Na Fianna won’t pull up on Sunday until the cup is in the clubhouse.
Until there’s victory parades on Mobhi Road. Until they’re so sure they’ve beaten Kilmacud Crokes that, and this is only a slight exaggeration, they’re all side by side in the club or in the pub and they’ve watched the game back again.
You can never be too sure. No-one knows it better than them.
Because if you’d watched last year’s final, you definitely won’t forget it, at one point you would have said that Na Fianna were home and dry. With ten minutes to go, their name was as good as written on the cup.
They were nine points up at that point but then Ronan Hayes caught fire, Na Fianna lost their way and suddenly the game was in extra-time. They were beaten dockets then, and, as Kilmacud completed a seventeen point turn-around in just over a half an hour of hurling, Na Fianna ended up losing by seven points.
And their wait for a first ever Dublin SHC title went on.
To the team’s credit, something like that has to leave scars, they’ve bounced back and, less than a year on, they’re in the same place again. One game away from their first ever. And again it’s Kilmacud Crokes who stand in their way.
Donal Burke is now the Na Fianna captain and he says that, over the course of the year, they’ve focused on limiting the damage when a game goes against them. You would even have seen it in the semi-final – Cuala took over just after half-time but Na Fianna held onto their lead, and pushed on for a finish.
“Obviously at the time, it was a tough one to take,” says the sharp-shooting Burke.
“Sure we took the Christmas then, and we had the league starting then.
“Once the games started back, it’s a new kind of journey. Different lads come in, different players are there. You just have to move on and you can’t be thinking about the past the whole time. We just started a new leaf, turned over a page and we just went at it this year again then.”

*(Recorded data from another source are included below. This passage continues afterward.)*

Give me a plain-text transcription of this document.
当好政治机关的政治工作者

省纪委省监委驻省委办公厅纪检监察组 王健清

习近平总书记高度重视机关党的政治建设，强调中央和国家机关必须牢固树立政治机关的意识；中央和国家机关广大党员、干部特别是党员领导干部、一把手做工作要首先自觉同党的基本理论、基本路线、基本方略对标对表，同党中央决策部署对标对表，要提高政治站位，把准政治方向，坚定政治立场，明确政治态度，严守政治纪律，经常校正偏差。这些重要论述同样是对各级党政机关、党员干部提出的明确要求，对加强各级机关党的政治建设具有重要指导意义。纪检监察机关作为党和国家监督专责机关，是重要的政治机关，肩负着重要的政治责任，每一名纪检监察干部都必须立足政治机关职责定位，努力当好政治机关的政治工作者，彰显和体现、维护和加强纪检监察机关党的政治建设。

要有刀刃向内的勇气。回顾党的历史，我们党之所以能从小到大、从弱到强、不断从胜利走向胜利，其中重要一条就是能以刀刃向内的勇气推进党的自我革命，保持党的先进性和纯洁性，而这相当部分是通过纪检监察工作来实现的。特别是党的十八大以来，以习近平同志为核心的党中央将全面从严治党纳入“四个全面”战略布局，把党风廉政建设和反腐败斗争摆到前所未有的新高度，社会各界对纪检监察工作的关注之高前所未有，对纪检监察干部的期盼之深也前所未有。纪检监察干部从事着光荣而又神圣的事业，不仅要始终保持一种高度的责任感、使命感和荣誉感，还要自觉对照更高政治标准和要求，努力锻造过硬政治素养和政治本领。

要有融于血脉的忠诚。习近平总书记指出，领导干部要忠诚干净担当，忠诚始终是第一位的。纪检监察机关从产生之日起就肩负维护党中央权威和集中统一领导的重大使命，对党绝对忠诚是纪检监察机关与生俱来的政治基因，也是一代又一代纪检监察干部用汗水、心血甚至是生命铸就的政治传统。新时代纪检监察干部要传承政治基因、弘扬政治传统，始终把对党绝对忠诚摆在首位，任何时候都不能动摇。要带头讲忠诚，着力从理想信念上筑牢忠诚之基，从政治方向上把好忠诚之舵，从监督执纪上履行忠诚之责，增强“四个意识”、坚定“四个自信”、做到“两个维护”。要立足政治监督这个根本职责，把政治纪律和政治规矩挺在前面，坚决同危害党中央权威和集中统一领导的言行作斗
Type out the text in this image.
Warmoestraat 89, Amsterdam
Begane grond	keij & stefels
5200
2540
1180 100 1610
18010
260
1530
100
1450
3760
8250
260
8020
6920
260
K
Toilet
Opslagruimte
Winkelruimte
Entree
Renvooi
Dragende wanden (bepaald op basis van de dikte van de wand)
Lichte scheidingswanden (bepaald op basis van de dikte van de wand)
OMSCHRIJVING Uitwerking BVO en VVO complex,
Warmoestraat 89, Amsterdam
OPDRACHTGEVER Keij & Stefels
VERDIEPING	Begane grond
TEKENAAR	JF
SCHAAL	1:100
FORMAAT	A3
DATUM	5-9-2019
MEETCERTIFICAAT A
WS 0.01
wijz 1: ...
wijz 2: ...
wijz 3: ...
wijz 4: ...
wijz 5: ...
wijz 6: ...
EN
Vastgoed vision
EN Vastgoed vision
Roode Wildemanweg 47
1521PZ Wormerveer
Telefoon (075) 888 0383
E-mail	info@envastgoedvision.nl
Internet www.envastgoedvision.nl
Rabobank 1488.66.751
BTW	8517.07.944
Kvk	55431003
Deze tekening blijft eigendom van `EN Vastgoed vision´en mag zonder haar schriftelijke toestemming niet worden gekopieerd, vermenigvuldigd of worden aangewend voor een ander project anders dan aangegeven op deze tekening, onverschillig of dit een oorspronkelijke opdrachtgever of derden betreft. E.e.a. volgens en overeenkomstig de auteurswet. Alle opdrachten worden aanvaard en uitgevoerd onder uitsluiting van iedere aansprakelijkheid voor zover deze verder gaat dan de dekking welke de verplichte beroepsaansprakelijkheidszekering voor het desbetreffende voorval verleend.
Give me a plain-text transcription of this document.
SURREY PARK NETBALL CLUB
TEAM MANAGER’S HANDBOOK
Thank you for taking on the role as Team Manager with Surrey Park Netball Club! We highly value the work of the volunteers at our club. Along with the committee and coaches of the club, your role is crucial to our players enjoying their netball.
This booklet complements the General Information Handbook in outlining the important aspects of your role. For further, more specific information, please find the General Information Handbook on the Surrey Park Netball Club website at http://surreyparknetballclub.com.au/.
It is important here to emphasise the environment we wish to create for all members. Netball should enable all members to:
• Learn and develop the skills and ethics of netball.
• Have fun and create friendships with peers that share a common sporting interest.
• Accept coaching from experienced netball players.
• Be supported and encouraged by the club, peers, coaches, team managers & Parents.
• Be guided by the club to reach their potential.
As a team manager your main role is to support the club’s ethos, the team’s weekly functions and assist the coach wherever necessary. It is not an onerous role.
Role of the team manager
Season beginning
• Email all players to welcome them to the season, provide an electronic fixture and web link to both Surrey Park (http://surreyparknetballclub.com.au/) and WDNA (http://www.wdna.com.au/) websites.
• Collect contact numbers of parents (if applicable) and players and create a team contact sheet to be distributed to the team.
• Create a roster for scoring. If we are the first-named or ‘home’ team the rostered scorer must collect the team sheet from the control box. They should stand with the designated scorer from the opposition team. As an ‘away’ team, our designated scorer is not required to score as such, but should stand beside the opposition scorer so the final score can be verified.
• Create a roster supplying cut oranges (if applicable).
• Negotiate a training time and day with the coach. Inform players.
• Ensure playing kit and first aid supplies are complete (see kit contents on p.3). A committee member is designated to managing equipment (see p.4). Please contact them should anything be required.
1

“Yeah, we were delighted with the first half,” he says of the Cuala game, which they won by 2-18 to 0-17.
“The quarter-final kind of stood to us. Cuala, fair enough, they had the four weeks off. They were probably a bit rusty at the start, so we capitalised on that.
“And then Cuala are such a good team, they were obviously going to have a purple patch, and when they came, we had to try and ride the storm a bit.
“And thankfully then, we kind of … I wouldn’t say we got the momentum back, but we hung with them a bit and we held on in the end.
“There’s learnings in every game. That would have been a big learning for us, how to deal with that, and I think we’re still trying to implement it… It is tough to stop it. It’s very much an in-the-game scenario.
“The players on the pitch have to fight and claw the game back. So yeah, it’s definitely a learning we took from last year.”
It may come as a surprise that a club as big as Na Fianna, a club with almost 4000 members, have never won a Dublin SHC but hurling has never been as big here as it is now. Good Na Fianna Men like Joey Boland, Tomás Brady, Martin Quilty and Burke’s older brother Sean helped change that.
“You would have had lads like Joey Boland and Tomo Brady and even Martin Quilty, he was on that team that won Leinster in 2013. My older brother too, he would have been playing hurling as well so for me, hurling was always number one in the family.
“Personally anyway, as well, my skill level at football wasn’t the best so I would have steered towards hurling.
“I was just lucky that at my age group too. there was a good crop of lads who also just loved to play hurling so I just always remember bringing my hurl everywhere. There was always (for me) hurling and football down there. I’m not sure what caused it (the growth of hurling) but on the hurling side, lads like Tomo and Joey – we would have definitely been looking up to them.”
“It was surreal when you started playing with them then because you were looking up to them when you were 13 or 14 then next thing you’re 19 and 19 and playing with them but it was great.
And this final on Sunday is about lads like them, lads like Jimmy Gray who founded the club. Burke would love to do it for them.
“It would mean a lot now.
It would probably mean more to the club than to us. To me, it would be to win it with my friends.
“Lads I grew up with, that would be the most satisfying thing for me. But the bigger picture, I’d say it would mean a hell of a lot to lads like Jimmy Gray who founded the club, he’s still coming to all the games.
“Even the coaches, growing up all the people that were involved with my age group as well…The old teams, the people who are up on the wall that are still helping out with the club, cutting pitches and are still involved. It would mean a hell of a lot more for them. And that would be a big motivation for us.”